Introduction: 5-fluorouracil (5-FU) is the standard chemotherapeutic agent for treating squamous cell carcinoma (SCC). While 5-FU is used to treat lesions induced by 7,12-Dimethylbenz(a)anthracene (DMBA) and 12-O-Tetradecanoylphorbol-13-acetate (TPA), the simultaneous use of these chemicals has not been researched. Therefore, this study aimed to describe histopathological alterations from the possible cytotoxic interaction between 5-FU and these carcinogens in a murine model. Methodology: SCC lesions were induced in BALB/c mice (n = 6) with a single dose of DMBA and two total applications of TPA. Simultaneously, the animals received daily treatment with 5-FU (10 mg/kg, topically on the dorsum) for 5 days. Animals were then euthanized, and skin, intestine, kidney, lung, and liver samples were collected for histopathological analysis. Results: During treatment, clinical signs such as prostration, piloerection and diarrhea were observed, suggesting possible adverse reaction to 5-FU. Analysis revealed cellular alterations in the epidermis and dermis of the mice, including hyperplasia with leukocytic infiltrate.
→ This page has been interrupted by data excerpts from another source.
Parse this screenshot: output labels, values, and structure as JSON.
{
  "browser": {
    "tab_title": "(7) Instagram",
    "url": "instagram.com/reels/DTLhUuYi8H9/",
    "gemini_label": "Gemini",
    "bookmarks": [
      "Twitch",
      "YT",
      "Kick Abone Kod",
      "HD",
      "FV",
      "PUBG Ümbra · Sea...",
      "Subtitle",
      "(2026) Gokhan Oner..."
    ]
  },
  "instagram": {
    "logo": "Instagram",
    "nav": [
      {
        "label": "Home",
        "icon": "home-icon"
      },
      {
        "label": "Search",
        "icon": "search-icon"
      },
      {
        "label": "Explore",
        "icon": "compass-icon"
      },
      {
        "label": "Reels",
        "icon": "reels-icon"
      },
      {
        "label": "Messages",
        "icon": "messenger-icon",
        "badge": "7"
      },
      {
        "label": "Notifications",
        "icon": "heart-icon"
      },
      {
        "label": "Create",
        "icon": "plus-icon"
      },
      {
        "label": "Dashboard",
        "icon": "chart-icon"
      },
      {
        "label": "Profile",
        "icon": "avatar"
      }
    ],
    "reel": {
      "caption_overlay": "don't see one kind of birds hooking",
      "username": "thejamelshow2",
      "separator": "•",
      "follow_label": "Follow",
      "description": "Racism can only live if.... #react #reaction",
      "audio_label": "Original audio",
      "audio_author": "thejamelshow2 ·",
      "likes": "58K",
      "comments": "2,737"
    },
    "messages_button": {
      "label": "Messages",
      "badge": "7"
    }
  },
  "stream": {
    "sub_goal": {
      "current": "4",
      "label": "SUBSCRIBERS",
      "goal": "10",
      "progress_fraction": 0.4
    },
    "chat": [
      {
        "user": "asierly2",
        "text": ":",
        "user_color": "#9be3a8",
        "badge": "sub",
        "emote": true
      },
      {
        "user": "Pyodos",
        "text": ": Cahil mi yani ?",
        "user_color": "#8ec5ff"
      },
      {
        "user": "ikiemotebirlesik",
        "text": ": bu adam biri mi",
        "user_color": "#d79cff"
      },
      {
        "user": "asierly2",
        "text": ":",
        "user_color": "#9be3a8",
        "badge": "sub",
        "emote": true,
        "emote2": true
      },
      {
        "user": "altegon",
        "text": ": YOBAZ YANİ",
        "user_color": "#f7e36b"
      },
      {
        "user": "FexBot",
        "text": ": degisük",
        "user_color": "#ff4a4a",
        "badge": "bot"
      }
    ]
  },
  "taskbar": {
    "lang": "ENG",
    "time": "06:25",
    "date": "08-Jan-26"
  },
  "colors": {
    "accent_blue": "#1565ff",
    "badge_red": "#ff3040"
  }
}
Furthermore, other organs were affected, revealing pulmonary edema, renal venous thrombosis, and Kupffer cell proliferation in the liver. Gastric hemorrhage and necrosis, as well as inflammatory infiltrate in the intestinal villi, were also noted. Conclusion: The daily 10 mg/kg dosage of 5-FU induced significant cytotoxicity, a finding that contradicts the reported safe dose (<25 mg/kg) for this murine strain. It was hypothesized that this unexpected toxicity may result from a drug interaction between 5-FU and the carcinogenic agents used.